Je répondis avec un certain dépit :
— Je ne sais pas au juste. Je suppose qu’il s’agissait d’énormes maisons où une foule d’humains travaillaient, comme je te l’ai dit tout à l’heure, pratiquement sans un instant de repos, pour fabriquer des choses qu’ils jugeaient nécessaires, et dont on pouvait fort bien se passer, nous en avons fourni la preuve.
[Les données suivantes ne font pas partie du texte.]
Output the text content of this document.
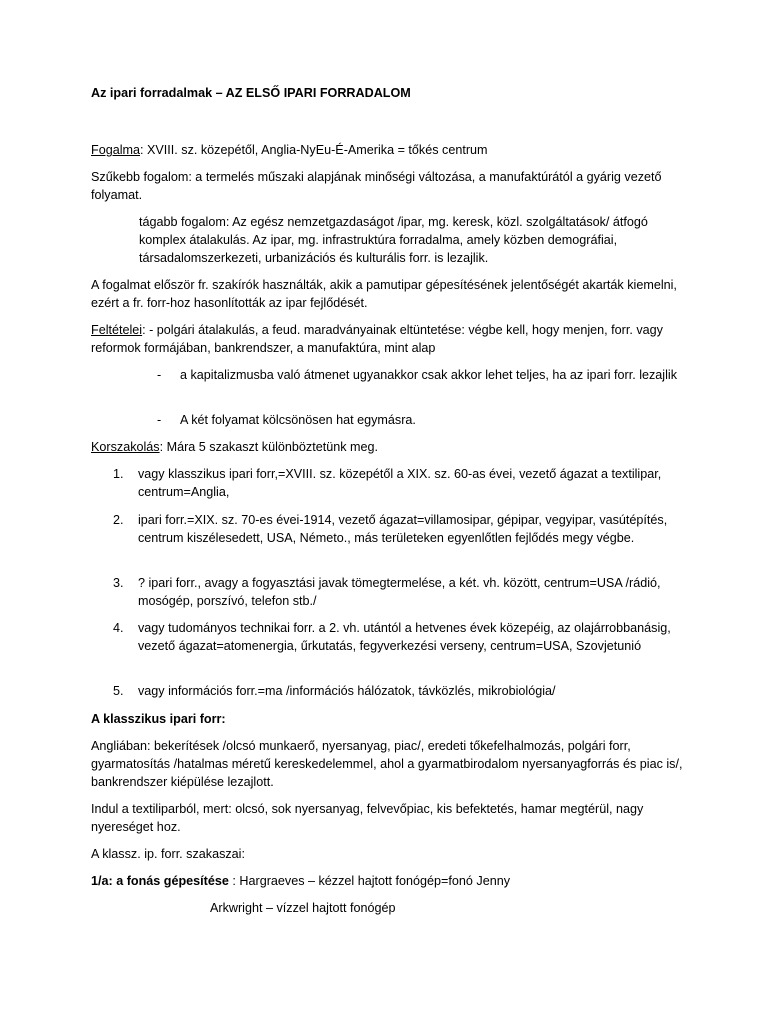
Az ipari forradalmak – AZ ELSŐ IPARI FORRADALOM
Fogalma: XVIII. sz. közepétől, Anglia-NyEu-É-Amerika = tőkés centrum
Szűkebb fogalom: a termelés műszaki alapjának minőségi változása, a manufaktúrától a gyárig vezető folyamat.
tágabb fogalom: Az egész nemzetgazdaságot /ipar, mg. keresk, közl. szolgáltatások/ átfogó komplex átalakulás. Az ipar, mg. infrastruktúra forradalma, amely közben demográfiai, társadalomszerkezeti, urbanizációs és kulturális forr. is lezajlik.
A fogalmat először fr. szakírók használták, akik a pamutipar gépesítésének jelentőségét akarták kiemelni, ezért a fr. forr-hoz hasonlították az ipar fejlődését.
Feltételei: - polgári átalakulás, a feud. maradványainak eltüntetése: végbe kell, hogy menjen, forr. vagy reformok formájában, bankrendszer, a manufaktúra, mint alap
- a kapitalizmusba való átmenet ugyanakkor csak akkor lehet teljes, ha az ipari forr. lezajlik
- A két folyamat kölcsönösen hat egymásra.
Korszakolás: Mára 5 szakaszt különböztetünk meg.
1. vagy klasszikus ipari forr,=XVIII. sz. közepétől a XIX. sz. 60-as évei, vezető ágazat a textilipar, centrum=Anglia,
2. ipari forr.=XIX. sz. 70-es évei-1914, vezető ágazat=villamosipar, gépipar, vegyipar, vasútépítés, centrum kiszélesedett, USA, Németo., más területeken egyenlőtlen fejlődés megy végbe.
3. ? ipari forr., avagy a fogyasztási javak tömegtermelése, a két. vh. között, centrum=USA /rádió, mosógép, porszívó, telefon stb./
4. vagy tudományos technikai forr. a 2. vh. utántól a hetvenes évek közepéig, az olajárrobbanásig, vezető ágazat=atomenergia, űrkutatás, fegyverkezési verseny, centrum=USA, Szovjetunió
5. vagy információs forr.=ma /információs hálózatok, távközlés, mikrobiológia/
A klasszikus ipari forr:
Angliában: bekerítések /olcsó munkaerő, nyersanyag, piac/, eredeti tőkefelhalmozás, polgári forr, gyarmatosítás /hatalmas méretű kereskedelemmel, ahol a gyarmatbirodalom nyersanyagforrás és piac is/, bankrendszer kiépülése lezajlott.
Indul a textiliparból, mert: olcsó, sok nyersanyag, felvevőpiac, kis befektetés, hamar megtérül, nagy nyereséget hoz.
A klassz. ip. forr. szakaszai:
1/a: a fonás gépesítése : Hargraeves – kézzel hajtott fonógép=fonó Jenny
Arkwright – vízzel hajtott fonógép
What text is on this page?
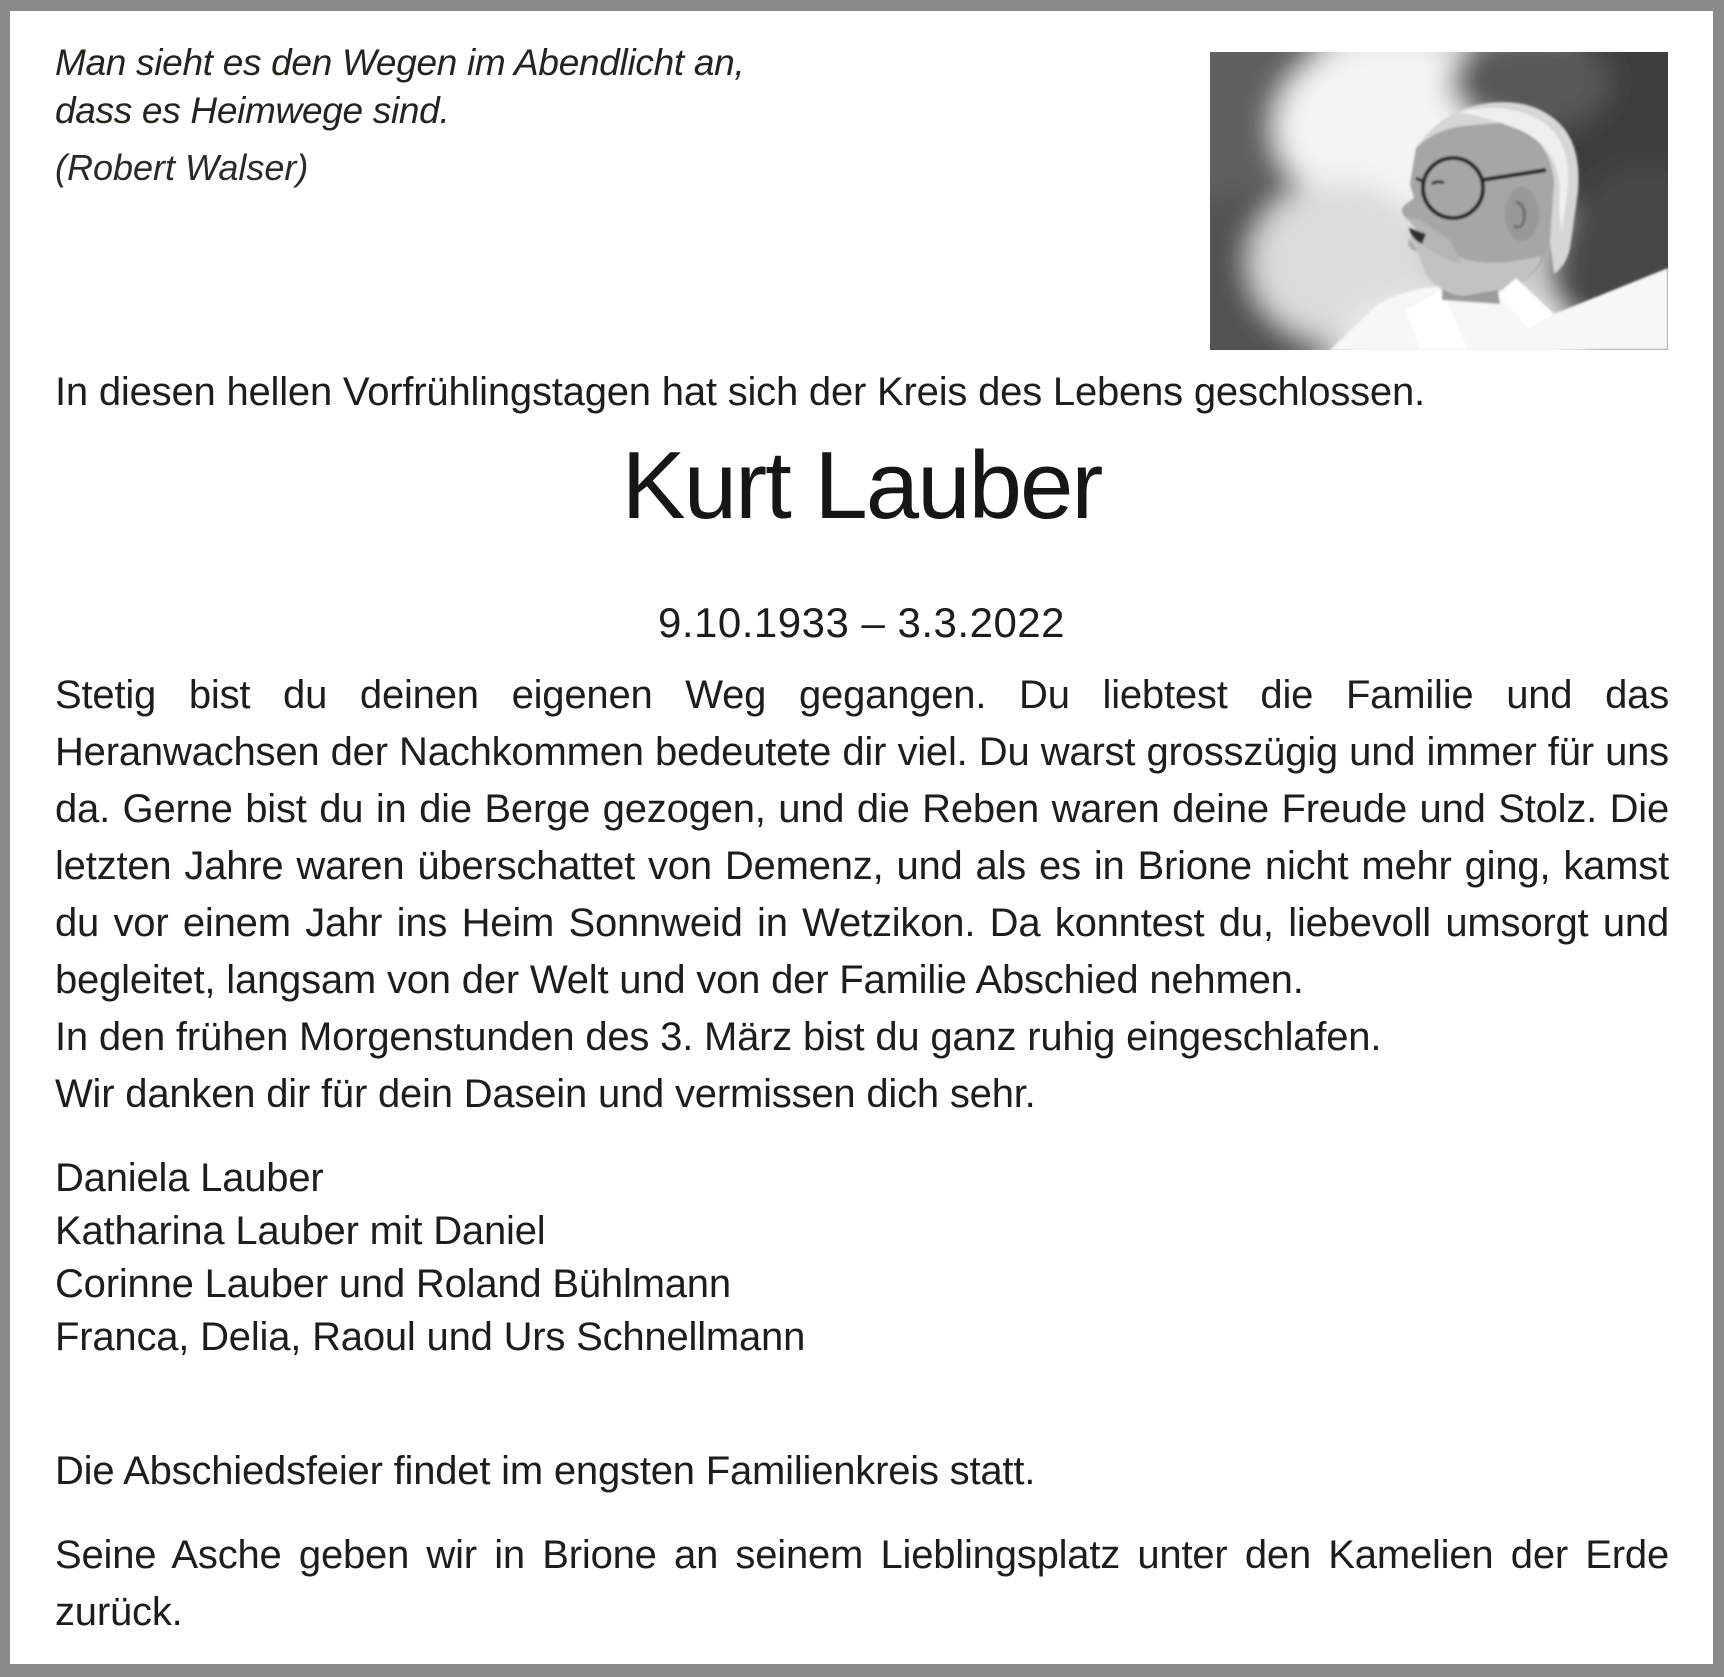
Man sieht es den Wegen im Abendlicht an,
dass es Heimwege sind.
(Robert Walser)
In diesen hellen Vorfrühlingstagen hat sich der Kreis des Lebens geschlossen.
Kurt Lauber
9.10.1933 – 3.3.2022
Stetig bist du deinen eigenen Weg gegangen. Du liebtest die Familie und das Heranwachsen der Nachkommen bedeutete dir viel. Du warst grosszügig und immer für uns da. Gerne bist du in die Berge gezogen, und die Reben waren deine Freude und Stolz. Die letzten Jahre waren überschattet von Demenz, und als es in Brione nicht mehr ging, kamst du vor einem Jahr ins Heim Sonnweid in Wetzikon. Da konntest du, liebevoll umsorgt und begleitet, langsam von der Welt und von der Familie Abschied nehmen.
In den frühen Morgenstunden des 3. März bist du ganz ruhig eingeschlafen.
Wir danken dir für dein Dasein und vermissen dich sehr.
Daniela Lauber
Katharina Lauber mit Daniel
Corinne Lauber und Roland Bühlmann
Franca, Delia, Raoul und Urs Schnellmann
Die Abschiedsfeier findet im engsten Familienkreis statt.
Seine Asche geben wir in Brione an seinem Lieblingsplatz unter den Kamelien der Erde zurück.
— Et… C’était pour eux, ce qu’ils fabriquaient ?
— C’était à eux… à la condition qu’ils le paient quand ils avaient terminé.
Il secouait la tête.
— Je ne comprends pas, Clara. Ils fabriquaient quelque chose de leurs mains, et on le leur faisait payer pour qu’ils puissent l’utiliser ?
— Il semble qu’ils vivaient ainsi, murmurai-je, rêveuse.
* *
*
J’allais reprendre mon récit chantonné quand Rol me dit avec ravissement :
— Si on s’asseyait un peu ? J’aime cette histoire. Chaque fois que tu la racontes, elle résonne en moi.
Mon sourire fut assez triste. Avec une certaine muflerie, je me dis que mon histoire avait toute la place voulue pour résonner dans sa tête à peu près vide. J’éprouvais pour lui une certaine affection mais, évidemment, si j’avais eu le choix ce n’est pas lui que j’aurais choisi.
Oui, mais voilà… Nous n’avions pas le choix au village. Les enfants y mouraient jeunes, de maladies auxquelles toutes les herbes de la montagne ne pouvaient rien, si bien que la population, d’après les vieux, augmentait à peine.
Peut-être était-ce un bien, car sans cela où se seraient établis les fils et les filles des possédants ? Nous avions vécu avec nos parents, Rol et moi, sur un terrain relativement fertile, mais tout le reste de la vallée n’était que pierrailles.
— Continue ! implora-t-il. Ça me fait rêver…
J’ignorais qu’il rêvait. La nuit, il ne parlait pas, et moi pas davantage, du moins je l’espérais.
J’allais commencer quand un rire féroce retentit derrière nous. Je me retournai, saisie. C’était un ayatoll. Nous étions perdus. Il allait alerter le Tueur.